Project Team Members:
- Alessio Valentini
- Cody Aldaz
- Samuel Pavelites
- Keiran Thompson
- Todd Martinez
# WATOC 2022 Abstract:
Chemical reaction data is needed for reaction outcome and retrosynthesis predictions. The commonly used database is the USPTO database parsed by Dereck Lowe in 2016. However, the parsed data is not categorized and contains many errors. Herein, we categorize the parsed data using a template-based subgraph isomorphism procedure and an extensive library of templates [1]. We have successfully categorized ~600,000 parsed reactions. The categorization is highly informative about what types of reactions are most popular and useful and we have the associated reaction data including the conditions, sequences, and possible side reactions. Furthermore, the reactions that are found are a refined subset because there appears to be no missing atoms or inexplicable chemistry (our calculation is stoichiometric and is pattern matched against known reactions). Lastly, analysis of the reaction networks calculated for the parsed USPTO data provides information on the reliability of templates for molecule generation.

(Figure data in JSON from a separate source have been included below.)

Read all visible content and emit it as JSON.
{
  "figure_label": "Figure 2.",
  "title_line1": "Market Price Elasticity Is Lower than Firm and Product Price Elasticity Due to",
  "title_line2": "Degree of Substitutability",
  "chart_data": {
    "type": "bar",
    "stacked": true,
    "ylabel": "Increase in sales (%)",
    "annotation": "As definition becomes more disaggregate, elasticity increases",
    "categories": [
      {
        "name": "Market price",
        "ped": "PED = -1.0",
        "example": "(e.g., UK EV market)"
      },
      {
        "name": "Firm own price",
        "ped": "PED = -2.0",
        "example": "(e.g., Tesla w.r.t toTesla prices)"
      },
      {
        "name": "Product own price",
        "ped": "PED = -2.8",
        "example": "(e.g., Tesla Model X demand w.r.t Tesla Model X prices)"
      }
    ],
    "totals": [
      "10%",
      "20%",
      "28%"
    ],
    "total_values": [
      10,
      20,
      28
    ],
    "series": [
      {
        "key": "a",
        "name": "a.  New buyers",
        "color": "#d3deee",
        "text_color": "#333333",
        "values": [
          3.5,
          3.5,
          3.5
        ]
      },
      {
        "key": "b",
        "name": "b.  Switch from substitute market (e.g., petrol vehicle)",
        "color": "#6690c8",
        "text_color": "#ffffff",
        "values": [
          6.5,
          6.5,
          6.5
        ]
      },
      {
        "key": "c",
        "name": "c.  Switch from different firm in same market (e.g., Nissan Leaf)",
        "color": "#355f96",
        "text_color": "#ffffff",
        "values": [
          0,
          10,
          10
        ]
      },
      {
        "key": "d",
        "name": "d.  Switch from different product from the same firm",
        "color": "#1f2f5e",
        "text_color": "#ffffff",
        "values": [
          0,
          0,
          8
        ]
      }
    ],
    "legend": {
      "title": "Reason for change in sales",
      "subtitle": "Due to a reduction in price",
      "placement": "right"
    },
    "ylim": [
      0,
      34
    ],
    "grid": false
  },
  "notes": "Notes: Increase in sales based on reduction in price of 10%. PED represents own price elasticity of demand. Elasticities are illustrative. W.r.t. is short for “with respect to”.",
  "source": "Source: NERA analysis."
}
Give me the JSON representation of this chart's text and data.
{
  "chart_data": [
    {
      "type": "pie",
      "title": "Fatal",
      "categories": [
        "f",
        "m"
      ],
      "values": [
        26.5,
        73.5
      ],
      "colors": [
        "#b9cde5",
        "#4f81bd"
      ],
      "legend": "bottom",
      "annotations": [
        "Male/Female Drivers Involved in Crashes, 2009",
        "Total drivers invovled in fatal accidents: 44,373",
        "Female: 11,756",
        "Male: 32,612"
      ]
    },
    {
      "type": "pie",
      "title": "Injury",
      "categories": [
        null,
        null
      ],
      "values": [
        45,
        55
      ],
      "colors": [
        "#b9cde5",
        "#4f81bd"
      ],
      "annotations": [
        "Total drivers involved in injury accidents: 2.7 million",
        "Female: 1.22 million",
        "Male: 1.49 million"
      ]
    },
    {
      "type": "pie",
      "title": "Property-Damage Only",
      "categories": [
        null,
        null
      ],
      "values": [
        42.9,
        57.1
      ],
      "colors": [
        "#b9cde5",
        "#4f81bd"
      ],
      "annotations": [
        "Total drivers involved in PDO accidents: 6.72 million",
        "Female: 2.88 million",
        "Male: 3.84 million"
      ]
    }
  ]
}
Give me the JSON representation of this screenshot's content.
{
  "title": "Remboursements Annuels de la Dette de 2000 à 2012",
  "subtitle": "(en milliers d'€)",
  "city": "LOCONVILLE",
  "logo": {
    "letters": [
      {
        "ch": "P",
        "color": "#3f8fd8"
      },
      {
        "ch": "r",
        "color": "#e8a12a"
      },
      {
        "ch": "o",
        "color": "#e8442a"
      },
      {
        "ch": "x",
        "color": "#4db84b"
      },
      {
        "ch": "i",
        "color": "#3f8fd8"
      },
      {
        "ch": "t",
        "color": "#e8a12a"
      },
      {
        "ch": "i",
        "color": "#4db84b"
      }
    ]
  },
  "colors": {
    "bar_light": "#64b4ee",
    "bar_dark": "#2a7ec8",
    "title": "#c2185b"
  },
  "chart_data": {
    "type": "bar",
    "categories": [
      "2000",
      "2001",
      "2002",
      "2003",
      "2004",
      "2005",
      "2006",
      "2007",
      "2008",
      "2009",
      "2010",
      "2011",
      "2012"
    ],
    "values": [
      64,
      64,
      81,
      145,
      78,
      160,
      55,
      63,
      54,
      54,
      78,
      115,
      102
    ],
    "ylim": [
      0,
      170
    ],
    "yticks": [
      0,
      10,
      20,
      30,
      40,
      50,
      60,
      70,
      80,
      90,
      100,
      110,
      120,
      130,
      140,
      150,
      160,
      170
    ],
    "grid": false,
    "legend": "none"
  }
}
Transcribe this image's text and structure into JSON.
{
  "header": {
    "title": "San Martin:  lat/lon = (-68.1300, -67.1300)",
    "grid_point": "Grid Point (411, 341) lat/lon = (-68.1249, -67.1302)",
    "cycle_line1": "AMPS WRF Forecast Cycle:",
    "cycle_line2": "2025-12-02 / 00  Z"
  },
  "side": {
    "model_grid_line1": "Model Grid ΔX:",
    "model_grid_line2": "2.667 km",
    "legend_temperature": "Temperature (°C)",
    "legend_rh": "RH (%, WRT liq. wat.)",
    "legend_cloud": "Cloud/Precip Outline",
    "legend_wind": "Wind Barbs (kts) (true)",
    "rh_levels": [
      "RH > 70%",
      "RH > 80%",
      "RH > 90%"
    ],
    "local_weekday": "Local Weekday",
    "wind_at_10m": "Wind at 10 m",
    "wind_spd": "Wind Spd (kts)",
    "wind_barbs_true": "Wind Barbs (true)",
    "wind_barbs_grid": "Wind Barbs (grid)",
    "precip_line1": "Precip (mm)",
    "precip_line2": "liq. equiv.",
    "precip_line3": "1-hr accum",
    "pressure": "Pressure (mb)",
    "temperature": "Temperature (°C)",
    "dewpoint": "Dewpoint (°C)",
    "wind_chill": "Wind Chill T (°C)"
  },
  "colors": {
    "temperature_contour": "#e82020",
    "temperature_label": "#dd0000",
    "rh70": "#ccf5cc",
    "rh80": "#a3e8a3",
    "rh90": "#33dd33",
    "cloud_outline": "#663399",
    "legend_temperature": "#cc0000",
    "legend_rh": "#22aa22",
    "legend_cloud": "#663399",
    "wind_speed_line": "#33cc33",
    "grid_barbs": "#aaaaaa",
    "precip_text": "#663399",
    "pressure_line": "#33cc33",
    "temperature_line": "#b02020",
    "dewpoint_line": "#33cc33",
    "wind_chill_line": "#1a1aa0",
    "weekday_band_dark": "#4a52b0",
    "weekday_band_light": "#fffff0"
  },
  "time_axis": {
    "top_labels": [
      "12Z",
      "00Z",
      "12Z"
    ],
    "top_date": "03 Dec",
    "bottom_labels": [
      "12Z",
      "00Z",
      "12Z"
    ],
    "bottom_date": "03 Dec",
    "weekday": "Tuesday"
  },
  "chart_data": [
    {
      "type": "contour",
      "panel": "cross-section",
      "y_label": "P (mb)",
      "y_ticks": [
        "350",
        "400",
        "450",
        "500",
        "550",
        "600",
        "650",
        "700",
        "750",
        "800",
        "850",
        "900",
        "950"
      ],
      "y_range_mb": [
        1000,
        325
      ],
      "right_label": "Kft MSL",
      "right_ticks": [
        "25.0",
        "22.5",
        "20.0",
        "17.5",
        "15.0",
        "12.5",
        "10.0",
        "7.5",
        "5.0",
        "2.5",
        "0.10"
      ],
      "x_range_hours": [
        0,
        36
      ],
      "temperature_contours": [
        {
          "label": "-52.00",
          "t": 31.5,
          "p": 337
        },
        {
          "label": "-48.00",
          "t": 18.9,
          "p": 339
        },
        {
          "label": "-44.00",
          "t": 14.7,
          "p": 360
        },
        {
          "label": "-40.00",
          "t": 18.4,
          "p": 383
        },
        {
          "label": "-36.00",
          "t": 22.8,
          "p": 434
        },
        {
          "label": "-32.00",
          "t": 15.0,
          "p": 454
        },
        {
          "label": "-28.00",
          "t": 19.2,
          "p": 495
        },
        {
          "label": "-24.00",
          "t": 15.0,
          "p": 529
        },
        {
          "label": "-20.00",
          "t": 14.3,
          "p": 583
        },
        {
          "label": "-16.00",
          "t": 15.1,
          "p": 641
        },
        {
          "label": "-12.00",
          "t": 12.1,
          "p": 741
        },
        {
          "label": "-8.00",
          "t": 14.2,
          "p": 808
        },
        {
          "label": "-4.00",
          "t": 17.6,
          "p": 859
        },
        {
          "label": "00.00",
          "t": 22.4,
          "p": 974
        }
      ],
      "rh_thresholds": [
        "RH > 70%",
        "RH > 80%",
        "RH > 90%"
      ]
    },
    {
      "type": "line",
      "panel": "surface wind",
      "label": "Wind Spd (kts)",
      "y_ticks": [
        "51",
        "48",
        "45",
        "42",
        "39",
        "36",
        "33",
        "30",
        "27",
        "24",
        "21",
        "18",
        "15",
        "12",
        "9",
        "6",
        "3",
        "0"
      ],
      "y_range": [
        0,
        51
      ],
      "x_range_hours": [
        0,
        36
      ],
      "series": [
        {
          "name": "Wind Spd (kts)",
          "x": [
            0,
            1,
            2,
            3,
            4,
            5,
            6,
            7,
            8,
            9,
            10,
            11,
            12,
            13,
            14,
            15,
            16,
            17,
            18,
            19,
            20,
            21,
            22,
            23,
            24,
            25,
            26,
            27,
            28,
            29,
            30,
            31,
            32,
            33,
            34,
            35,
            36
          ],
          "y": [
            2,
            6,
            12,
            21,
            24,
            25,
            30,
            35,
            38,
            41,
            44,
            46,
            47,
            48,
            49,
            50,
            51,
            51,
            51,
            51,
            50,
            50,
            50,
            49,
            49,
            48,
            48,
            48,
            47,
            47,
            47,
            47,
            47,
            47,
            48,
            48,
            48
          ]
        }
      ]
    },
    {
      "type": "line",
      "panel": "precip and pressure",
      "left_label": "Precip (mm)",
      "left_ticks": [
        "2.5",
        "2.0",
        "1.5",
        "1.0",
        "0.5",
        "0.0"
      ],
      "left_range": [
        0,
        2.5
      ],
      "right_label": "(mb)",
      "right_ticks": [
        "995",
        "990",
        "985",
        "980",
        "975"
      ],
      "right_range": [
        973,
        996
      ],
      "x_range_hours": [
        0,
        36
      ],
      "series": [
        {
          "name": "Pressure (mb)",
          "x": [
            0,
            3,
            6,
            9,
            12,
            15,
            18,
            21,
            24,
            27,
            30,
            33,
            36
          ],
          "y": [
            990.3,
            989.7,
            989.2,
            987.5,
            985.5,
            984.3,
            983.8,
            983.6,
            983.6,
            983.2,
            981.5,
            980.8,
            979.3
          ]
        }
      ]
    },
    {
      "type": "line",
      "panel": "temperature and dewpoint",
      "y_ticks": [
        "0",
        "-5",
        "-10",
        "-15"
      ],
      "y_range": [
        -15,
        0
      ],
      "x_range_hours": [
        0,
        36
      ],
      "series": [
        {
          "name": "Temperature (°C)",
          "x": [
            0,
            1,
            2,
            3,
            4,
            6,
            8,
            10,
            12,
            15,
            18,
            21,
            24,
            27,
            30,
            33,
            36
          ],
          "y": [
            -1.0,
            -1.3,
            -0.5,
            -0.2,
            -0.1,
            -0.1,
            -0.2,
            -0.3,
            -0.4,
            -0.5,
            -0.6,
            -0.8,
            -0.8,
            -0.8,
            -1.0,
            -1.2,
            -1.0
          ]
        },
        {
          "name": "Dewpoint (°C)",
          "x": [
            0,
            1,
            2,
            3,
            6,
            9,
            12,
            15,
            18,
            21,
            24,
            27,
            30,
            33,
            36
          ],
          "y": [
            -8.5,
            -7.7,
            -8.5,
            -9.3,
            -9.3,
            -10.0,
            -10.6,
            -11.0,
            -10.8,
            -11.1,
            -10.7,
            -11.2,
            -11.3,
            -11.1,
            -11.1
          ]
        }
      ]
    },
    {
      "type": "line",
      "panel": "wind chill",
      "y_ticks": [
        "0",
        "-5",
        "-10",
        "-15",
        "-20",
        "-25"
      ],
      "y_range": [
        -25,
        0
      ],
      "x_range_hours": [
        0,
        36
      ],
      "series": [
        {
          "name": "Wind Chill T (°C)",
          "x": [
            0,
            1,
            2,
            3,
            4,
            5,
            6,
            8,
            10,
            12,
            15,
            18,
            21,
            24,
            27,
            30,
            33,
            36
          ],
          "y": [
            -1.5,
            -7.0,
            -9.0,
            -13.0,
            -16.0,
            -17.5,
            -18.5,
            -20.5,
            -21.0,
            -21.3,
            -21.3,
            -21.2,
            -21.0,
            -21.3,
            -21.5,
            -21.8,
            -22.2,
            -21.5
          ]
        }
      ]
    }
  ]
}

The templates that successfully lead to the expected USPTO product more often than they fail are more reliable for molecule generation than those that rarely lead to an expected product but apply many times. Using this strategy, we have generated millions of new molecules one synthetic step from purchasable. Overall, the reaction classifications, associated data and pool of new molecules is highly valuable for computer aided synthesis planning. Future work will seek to leverage this data in machine learning and high-throughput data applications.